Jennifer Romero, currently staff director and chief counsel for the Democrats of the Senate Committee on Indian Affairs, began her career working directly for the named partners. She remembered Hobbs as “an incredible mentor, and such a hard worker who was there almost as much as [she] was,” which she thought remarkable as a young associate. But he was also very engaged with the associates, and he was “very willing to go the extra mile to teach them and point [them] in the right direction.”
When Romero was “a baby lawyer,” as she put it, she recalled going to Hobbs and asking how he prepared for such high stakes environments, especially on the Mitchell cases, which he took from trial court to the Supreme Court, then back down, then back up in Mitchell II. He told her that, while nervous, by the time he got to the Supreme Court, “there wasn’t any question [he] couldn’t answer.” He told her to always remember that she’s the expert because she has been with her case since day one. “As long as you’re doing good work, you’ll be prepared,” he told her. More than that, she described him as “always kind, always accessible” and said, “His contributions to Indian law will be difficult to surpass by anyone.”

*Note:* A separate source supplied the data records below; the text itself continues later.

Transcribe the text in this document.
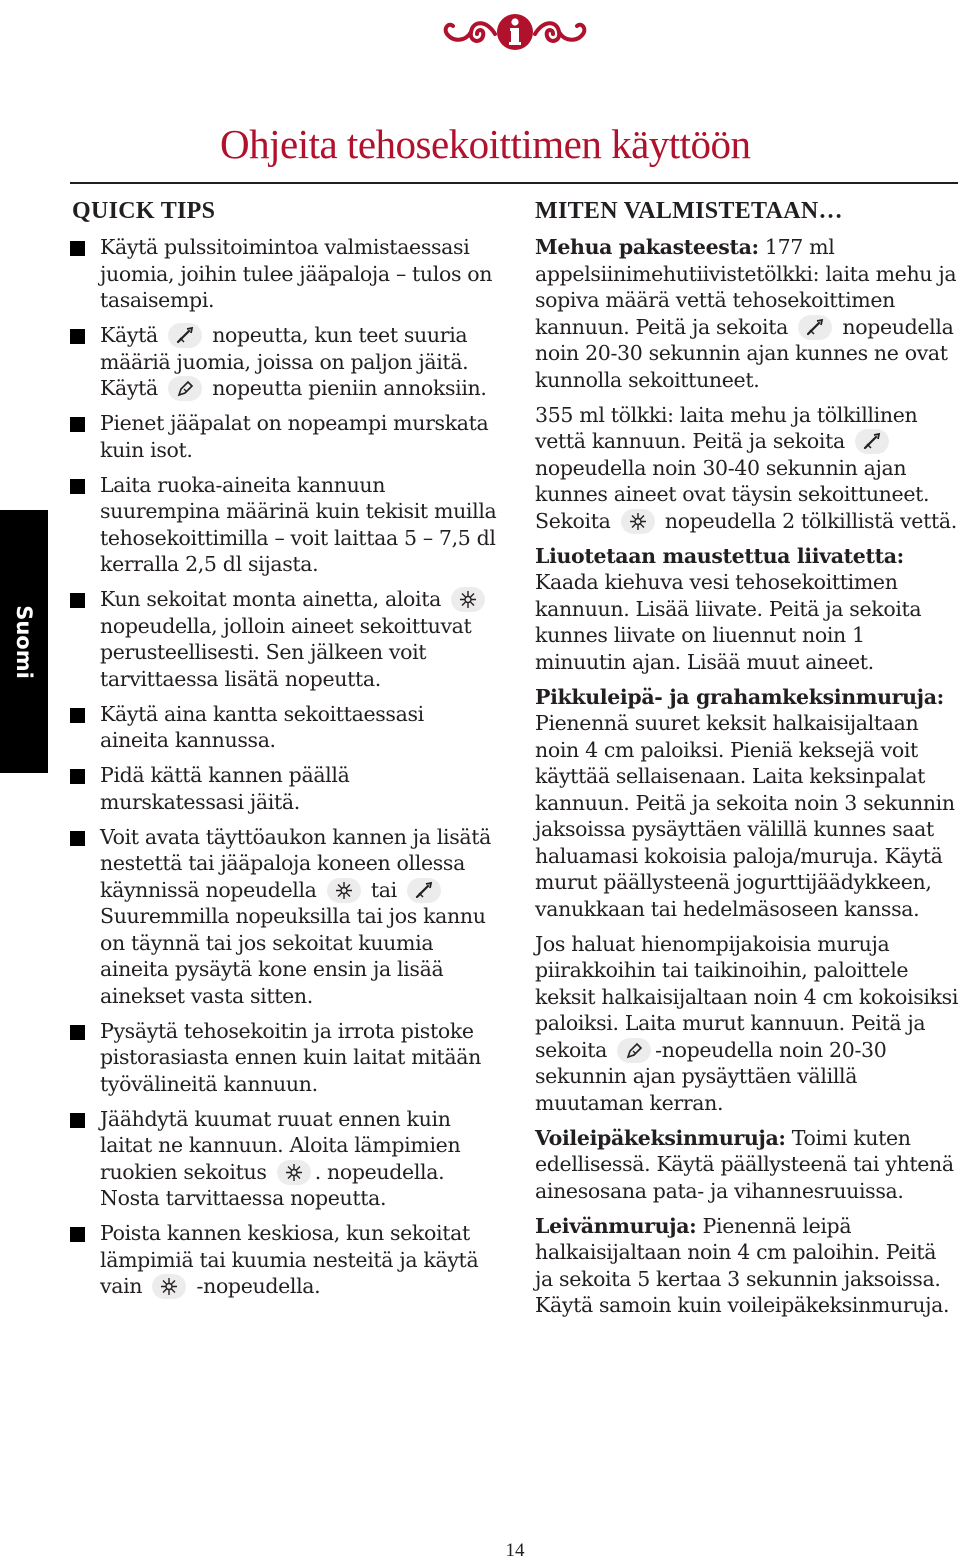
Ohjeita tehosekoittimen käyttöön
Suomi
QUICK TIPS
Käytä pulssitoimintoa valmistaessasi juomia, joihin tulee jääpaloja – tulos on tasaisempi.
Käytä	nopeutta, kun teet suuria määriä juomia, joissa on paljon jäitä. Käytä	nopeutta pieniin annoksiin.
Pienet jääpalat on nopeampi murskata kuin isot.
Laita ruoka-aineita kannuun suurempina määrinä kuin tekisit muilla tehosekoittimilla – voit laittaa 5 – 7,5 dl kerralla 2,5 dl sijasta.
Kun sekoitat monta ainetta, aloita
nopeudella, jolloin aineet sekoittuvat perusteellisesti. Sen jälkeen voit tarvittaessa lisätä nopeutta.
Käytä aina kantta sekoittaessasi aineita kannussa.
Pidä kättä kannen päällä murskatessasi jäitä.
Voit avata täyttöaukon kannen ja lisätä nestettä tai jääpaloja koneen ollessa käynnissä nopeudella	tai
Suuremmilla nopeuksilla tai jos kannu on täynnä tai jos sekoitat kuumia aineita pysäytä kone ensin ja lisää ainekset vasta sitten.
Pysäytä tehosekoitin ja irrota pistoke pistorasiasta ennen kuin laitat mitään työvälineitä kannuun.
Jäähdytä kuumat ruuat ennen kuin laitat ne kannuun. Aloita lämpimien ruokien sekoitus . nopeudella. Nosta tarvittaessa nopeutta.
Poista kannen keskiosa, kun sekoitat lämpimiä tai kuumia nesteitä ja käytä vain	-nopeudella.
MITEN VALMISTETAAN…

Mehua pakasteesta: 177 ml appelsiinimehutiivistetölkki: laita mehu ja sopiva määrä vettä tehosekoittimen kannuun. Peitä ja sekoita	nopeudella noin 20-30 sekunnin ajan kunnes ne ovat kunnolla sekoittuneet.

355 ml tölkki: laita mehu ja tölkillinen vettä kannuun. Peitä ja sekoita
nopeudella noin 30-40 sekunnin ajan kunnes aineet ovat täysin sekoittuneet. Sekoita	nopeudella 2 tölkillistä vettä.

Liuotetaan maustettua liivatetta: Kaada kiehuva vesi tehosekoittimen kannuun. Lisää liivate. Peitä ja sekoita kunnes liivate on liuennut noin 1 minuutin ajan. Lisää muut aineet.

Pikkuleipä- ja grahamkeksinmuruja: Pienennä suuret keksit halkaisijaltaan noin 4 cm paloiksi. Pieniä keksejä voit käyttää sellaisenaan. Laita keksinpalat kannuun. Peitä ja sekoita noin 3 sekunnin jaksoissa pysäyttäen välillä kunnes saat haluamasi kokoisia paloja/muruja. Käytä murut päällysteenä jogurttijäädykkeen, vanukkaan tai hedelmäsoseen kanssa.

Jos haluat hienompijakoisia muruja piirakkoihin tai taikinoihin, paloittele keksit halkaisijaltaan noin 4 cm kokoisiksi paloiksi. Laita murut kannuun. Peitä ja sekoita -nopeudella noin 20-30 sekunnin ajan pysäyttäen välillä muutaman kerran.

Voileipäkeksinmuruja: Toimi kuten edellisessä. Käytä päällysteenä tai yhtenä ainesosana pata- ja vihannesruuissa.

Leivänmuruja: Pienennä leipä halkaisijaltaan noin 4 cm paloihin. Peitä ja sekoita 5 kertaa 3 sekunnin jaksoissa. Käytä samoin kuin voileipäkeksinmuruja.

14
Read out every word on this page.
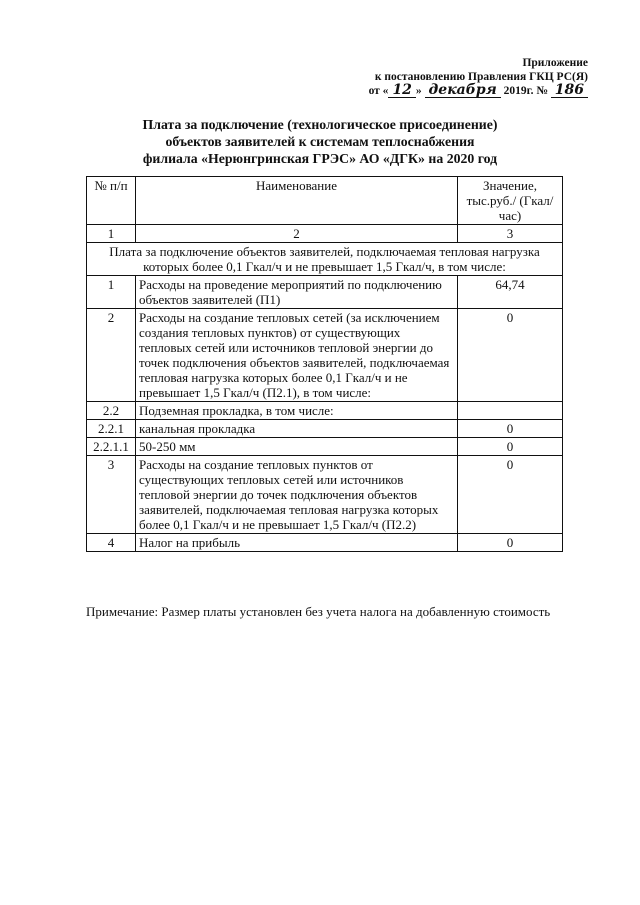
Приложение
к постановлению Правления ГКЦ РС(Я)
от « 12 » декабря 2019г. № 186
Плата за подключение (технологическое присоединение)
объектов заявителей к системам теплоснабжения
филиала «Нерюнгринская ГРЭС» АО «ДГК» на 2020 год
№ п/п	Наименование	Значение, тыс.руб./ (Гкал/час)
1	2	3
Плата за подключение объектов заявителей, подключаемая тепловая нагрузка которых более 0,1 Гкал/ч и не превышает 1,5 Гкал/ч, в том числе:		
1	Расходы на проведение мероприятий по подключению объектов заявителей (П1)	64,74
2	Расходы на создание тепловых сетей (за исключением создания тепловых пунктов) от существующих тепловых сетей или источников тепловой энергии до точек подключения объектов заявителей, подключаемая тепловая нагрузка которых более 0,1 Гкал/ч и не превышает 1,5 Гкал/ч (П2.1), в том числе:	0
2.2	Подземная прокладка, в том числе:	
2.2.1	канальная прокладка	0
2.2.1.1	50-250 мм	0
3	Расходы на создание тепловых пунктов от существующих тепловых сетей или источников тепловой энергии до точек подключения объектов заявителей, подключаемая тепловая нагрузка которых более 0,1 Гкал/ч и не превышает 1,5 Гкал/ч (П2.2)	0
4	Налог на прибыль	0
Примечание: Размер платы установлен без учета налога на добавленную стоимость
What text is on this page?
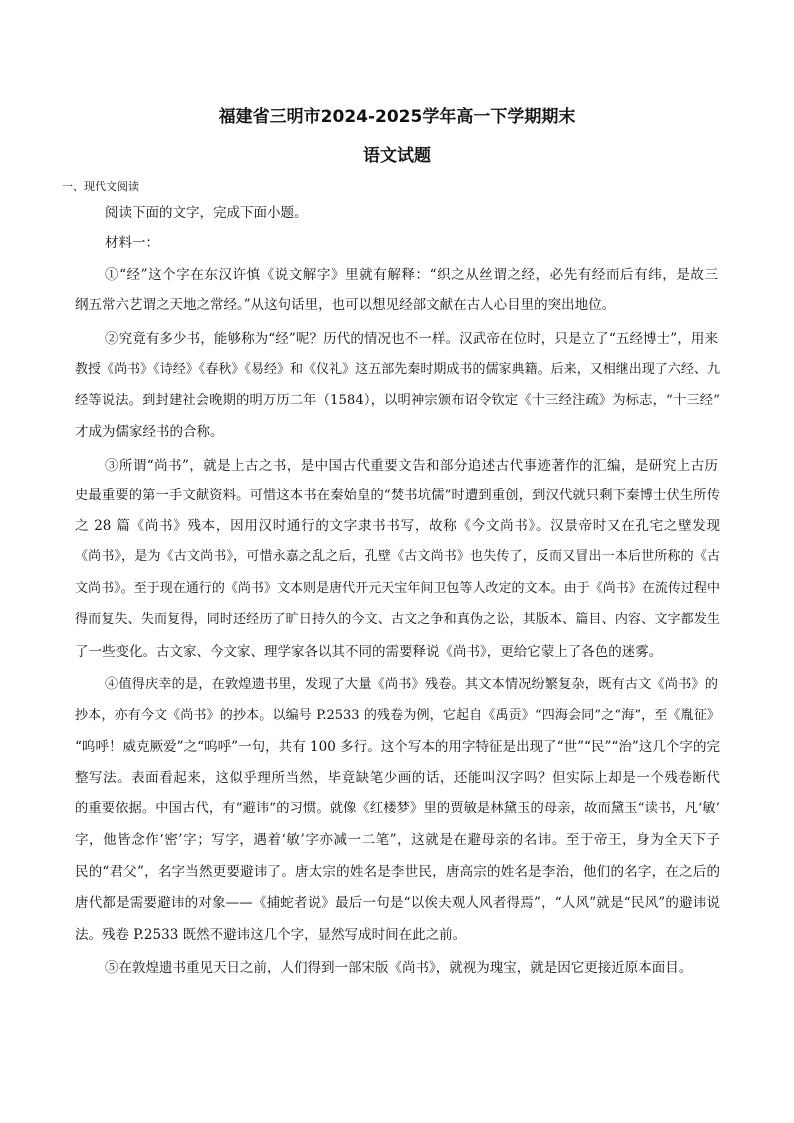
福建省三明市2024-2025学年高一下学期期末
语文试题

一、现代文阅读

阅读下面的文字，完成下面小题。

材料一：

①“经”这个字在东汉许慎《说文解字》里就有解释：“织之从丝谓之经，必先有经而后有纬，是故三

纲五常六艺谓之天地之常经。”从这句话里，也可以想见经部文献在古人心目里的突出地位。

②究竟有多少书，能够称为“经”呢？历代的情况也不一样。汉武帝在位时，只是立了“五经博士”，用来

教授《尚书》《诗经》《春秋》《易经》和《仪礼》这五部先秦时期成书的儒家典籍。后来，又相继出现了六经、九

经等说法。到封建社会晚期的明万历二年（1584），以明神宗颁布诏令钦定《十三经注疏》为标志，“十三经”

才成为儒家经书的合称。

③所谓“尚书”，就是上古之书，是中国古代重要文告和部分追述古代事迹著作的汇编，是研究上古历

史最重要的第一手文献资料。可惜这本书在秦始皇的“焚书坑儒”时遭到重创，到汉代就只剩下秦博士伏生所传

之 28 篇《尚书》残本，因用汉时通行的文字隶书书写，故称《今文尚书》。汉景帝时又在孔宅之壁发现

《尚书》，是为《古文尚书》，可惜永嘉之乱之后，孔壁《古文尚书》也失传了，反而又冒出一本后世所称的《古

文尚书》。至于现在通行的《尚书》文本则是唐代开元天宝年间卫包等人改定的文本。由于《尚书》在流传过程中

得而复失、失而复得，同时还经历了旷日持久的今文、古文之争和真伪之讼，其版本、篇目、内容、文字都发生

了一些变化。古文家、今文家、理学家各以其不同的需要释说《尚书》，更给它蒙上了各色的迷雾。

④值得庆幸的是，在敦煌遗书里，发现了大量《尚书》残卷。其文本情况纷繁复杂，既有古文《尚书》的

抄本，亦有今文《尚书》的抄本。以编号 P.2533 的残卷为例，它起自《禹贡》“四海会同”之“海”，至《胤征》

“呜呼！威克厥爱”之“呜呼”一句，共有 100 多行。这个写本的用字特征是出现了“世”“民”“治”这几个字的完

整写法。表面看起来，这似乎理所当然，毕竟缺笔少画的话，还能叫汉字吗？但实际上却是一个残卷断代

的重要依据。中国古代，有“避讳”的习惯。就像《红楼梦》里的贾敏是林黛玉的母亲，故而黛玉“读书，凡‘敏’

字，他皆念作‘密’字；写字，遇着‘敏’字亦减一二笔”，这就是在避母亲的名讳。至于帝王，身为全天下子

民的“君父”，名字当然更要避讳了。唐太宗的姓名是李世民，唐高宗的姓名是李治，他们的名字，在之后的

唐代都是需要避讳的对象——《捕蛇者说》最后一句是“以俟夫观人风者得焉”，“人风”就是“民风”的避讳说

法。残卷 P.2533 既然不避讳这几个字，显然写成时间在此之前。

⑤在敦煌遗书重见天日之前，人们得到一部宋版《尚书》，就视为瑰宝，就是因它更接近原本面目。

Working with Dean was equaling inspiring, Romero shared. “The advantage to working at Hobbs Straus was that you work with these incredible legal minds on a one-on-one basis on issues that they were pioneers on,” she said. “[For] Bobo it was the Indian Self-Determination Act. He worked on that…and was primary author on that. That law alone ushered in the self-determination of federal Indian law.” Learning from him was one of her greatest honors because he taught her the fundamental mechanics of law – contracting, compacting, and the importance of self-determination for Indians’ future.
“Both of their legacies – for Supreme Court jurisprudence and the mark they made in Congress and on the Hill in federal law – will live well beyond the next generation of lawyers,” Romero said.